The Yorkshire Dales, North York Moors, Northumberland, the Lake District, the East Anglian coast and the Lincolnshire Wolds complete the rural pattern.

These are also the areas the £1.3 billion Shared Rural Network is targeting for terrestrial coverage uplift by January 2027, meaning O2 Satellite is already delivering a first-layer connectivity option in places where the all-operator 4G build-out is years from completion.

Scotland is where most of the work will need to be done.

Ofcom’s latest figures put Scottish 4G coverage at 89% from at least one operator and just 65% from all four, the lowest in the UK, with parts of the Highlands and Islands sitting materially below those averages.

Forty Shared Rural Network sites are now live in Scotland, and Extended Area Service deployments are adding between 0.25% and 1% to UK landmass coverage across operators.

The geographic overlap suggests O2 Satellite is functioning as a partial not-spot fallback rather than a pure wilderness service, with detections appearing on hillwalking routes, coastal roads and visitor-heavy rural areas where O2’s terrestrial network has gaps even when other operators have signal.

Ookla 02 Coverage

Competitors are coming

VMO2’s first-mover position will not last long.

Ofcom granted VodafoneThree the UK’s second direct-to-device licence variation on 15 April on 900 MHz Band 8, paired with AST SpaceMobile’s BlueBird satellites through the Satellite Connect Europe joint venture.

VodafoneThree has said customer trials will begin in summer 2026 with a commercial launch targeted for the end of the year.

It is positioning its proposition around data, voice and SMS, which contrasts with O2’s current app-based data service and absence of standard voice calls.

BT, which runs the UK’s largest mobile network through EE, has taken a different path entirely, announcing a Starlink partnership in early 2026 only for fixed home broadband rather than handset services,

This leaves only EE without a consumer direct-to-device product as its two largest rivals advance.

An awesome service – but it has limitations

The service has clear current limitations that consumers should understand.

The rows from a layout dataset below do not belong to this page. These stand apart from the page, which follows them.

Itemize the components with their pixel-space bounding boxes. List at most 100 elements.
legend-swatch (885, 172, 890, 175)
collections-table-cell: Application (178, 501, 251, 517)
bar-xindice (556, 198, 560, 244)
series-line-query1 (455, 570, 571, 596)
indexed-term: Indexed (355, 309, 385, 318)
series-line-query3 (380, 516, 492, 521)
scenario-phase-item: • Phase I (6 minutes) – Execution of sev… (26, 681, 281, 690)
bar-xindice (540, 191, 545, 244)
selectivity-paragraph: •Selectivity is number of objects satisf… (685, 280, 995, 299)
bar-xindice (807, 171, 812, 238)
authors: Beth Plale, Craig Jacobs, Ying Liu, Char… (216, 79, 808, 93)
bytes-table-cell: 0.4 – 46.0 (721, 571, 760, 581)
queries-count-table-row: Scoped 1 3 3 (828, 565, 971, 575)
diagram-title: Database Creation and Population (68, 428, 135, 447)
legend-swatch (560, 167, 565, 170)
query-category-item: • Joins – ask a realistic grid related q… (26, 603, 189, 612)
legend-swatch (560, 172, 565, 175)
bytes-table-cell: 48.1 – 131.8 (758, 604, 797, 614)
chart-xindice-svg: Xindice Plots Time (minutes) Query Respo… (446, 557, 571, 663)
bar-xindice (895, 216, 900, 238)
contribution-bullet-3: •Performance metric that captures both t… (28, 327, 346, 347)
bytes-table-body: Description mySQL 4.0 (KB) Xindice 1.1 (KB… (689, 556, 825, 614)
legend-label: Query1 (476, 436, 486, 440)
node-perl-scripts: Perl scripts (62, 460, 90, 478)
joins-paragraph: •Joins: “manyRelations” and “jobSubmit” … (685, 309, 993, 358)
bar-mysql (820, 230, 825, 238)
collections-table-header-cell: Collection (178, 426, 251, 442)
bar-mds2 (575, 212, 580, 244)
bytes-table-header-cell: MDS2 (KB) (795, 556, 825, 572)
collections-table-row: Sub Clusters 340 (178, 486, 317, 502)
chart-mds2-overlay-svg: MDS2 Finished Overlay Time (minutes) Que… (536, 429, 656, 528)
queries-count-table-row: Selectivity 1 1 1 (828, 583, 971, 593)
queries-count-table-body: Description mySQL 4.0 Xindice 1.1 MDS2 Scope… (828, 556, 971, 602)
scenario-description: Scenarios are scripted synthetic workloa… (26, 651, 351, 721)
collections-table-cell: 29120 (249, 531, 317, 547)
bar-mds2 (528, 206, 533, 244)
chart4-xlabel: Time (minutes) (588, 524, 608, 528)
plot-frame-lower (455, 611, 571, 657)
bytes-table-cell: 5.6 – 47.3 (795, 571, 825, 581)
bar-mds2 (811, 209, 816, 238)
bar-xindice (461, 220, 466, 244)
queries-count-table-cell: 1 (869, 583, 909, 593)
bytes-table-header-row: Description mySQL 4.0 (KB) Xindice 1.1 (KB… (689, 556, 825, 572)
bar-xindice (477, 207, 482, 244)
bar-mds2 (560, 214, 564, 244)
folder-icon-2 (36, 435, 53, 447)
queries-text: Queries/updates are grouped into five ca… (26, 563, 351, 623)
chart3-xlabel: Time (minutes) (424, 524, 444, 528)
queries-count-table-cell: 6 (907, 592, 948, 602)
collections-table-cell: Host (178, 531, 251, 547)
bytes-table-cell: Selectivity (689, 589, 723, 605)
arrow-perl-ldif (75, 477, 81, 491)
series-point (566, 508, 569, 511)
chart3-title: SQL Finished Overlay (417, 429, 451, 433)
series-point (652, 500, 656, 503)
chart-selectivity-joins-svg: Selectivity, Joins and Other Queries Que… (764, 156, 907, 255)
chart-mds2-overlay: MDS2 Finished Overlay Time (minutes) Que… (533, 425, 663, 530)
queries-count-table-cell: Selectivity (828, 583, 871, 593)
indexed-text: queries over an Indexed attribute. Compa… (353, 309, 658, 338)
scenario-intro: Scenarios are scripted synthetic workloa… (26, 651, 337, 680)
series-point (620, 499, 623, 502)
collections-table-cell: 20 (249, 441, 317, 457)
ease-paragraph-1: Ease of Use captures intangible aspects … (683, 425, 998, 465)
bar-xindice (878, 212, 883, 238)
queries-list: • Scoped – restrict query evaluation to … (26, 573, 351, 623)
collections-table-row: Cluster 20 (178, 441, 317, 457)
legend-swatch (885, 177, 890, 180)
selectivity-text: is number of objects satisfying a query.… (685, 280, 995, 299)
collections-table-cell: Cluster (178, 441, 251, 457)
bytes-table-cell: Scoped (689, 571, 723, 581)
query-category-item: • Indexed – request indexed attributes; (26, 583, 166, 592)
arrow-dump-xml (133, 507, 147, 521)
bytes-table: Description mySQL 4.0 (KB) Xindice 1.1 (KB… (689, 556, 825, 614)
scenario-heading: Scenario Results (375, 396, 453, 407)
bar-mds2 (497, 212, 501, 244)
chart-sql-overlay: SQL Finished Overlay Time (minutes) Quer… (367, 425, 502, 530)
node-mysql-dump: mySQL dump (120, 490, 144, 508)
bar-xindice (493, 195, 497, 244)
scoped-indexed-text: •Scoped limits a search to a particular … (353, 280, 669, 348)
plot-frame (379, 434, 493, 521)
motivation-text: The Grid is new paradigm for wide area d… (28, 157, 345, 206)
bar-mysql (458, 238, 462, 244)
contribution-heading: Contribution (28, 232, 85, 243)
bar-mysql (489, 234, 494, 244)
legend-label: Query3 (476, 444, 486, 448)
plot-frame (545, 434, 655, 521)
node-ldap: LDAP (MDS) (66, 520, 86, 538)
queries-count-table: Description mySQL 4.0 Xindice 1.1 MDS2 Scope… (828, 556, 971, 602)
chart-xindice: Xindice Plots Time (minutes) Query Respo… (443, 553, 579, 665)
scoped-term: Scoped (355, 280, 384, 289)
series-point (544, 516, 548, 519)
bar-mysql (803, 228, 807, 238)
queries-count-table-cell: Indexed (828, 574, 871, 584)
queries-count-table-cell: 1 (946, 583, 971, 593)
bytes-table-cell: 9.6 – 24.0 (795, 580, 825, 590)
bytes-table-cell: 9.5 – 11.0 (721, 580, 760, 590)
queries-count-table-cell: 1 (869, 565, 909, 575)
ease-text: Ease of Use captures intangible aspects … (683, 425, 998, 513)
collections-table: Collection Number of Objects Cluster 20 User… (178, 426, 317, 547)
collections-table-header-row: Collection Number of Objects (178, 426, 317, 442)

O2’s own help page confirms standard voice calls, standard text messages, 999 emergency calls, 999 emergency texts and government emergency alerts are not currently supported on O2 Satellite.

Ofcom’s good-quality 4G definition requires a sustained 2 Mbps downlink and the ability to support a 90-second voice call, neither of which O2 Satellite delivers, meaning the 95% landmass coverage figure is not equivalent to terrestrial mobile coverage.

The service supports messaging, maps, and location apps, with broader application support to follow as Starlink’s second-generation satellites add capacity.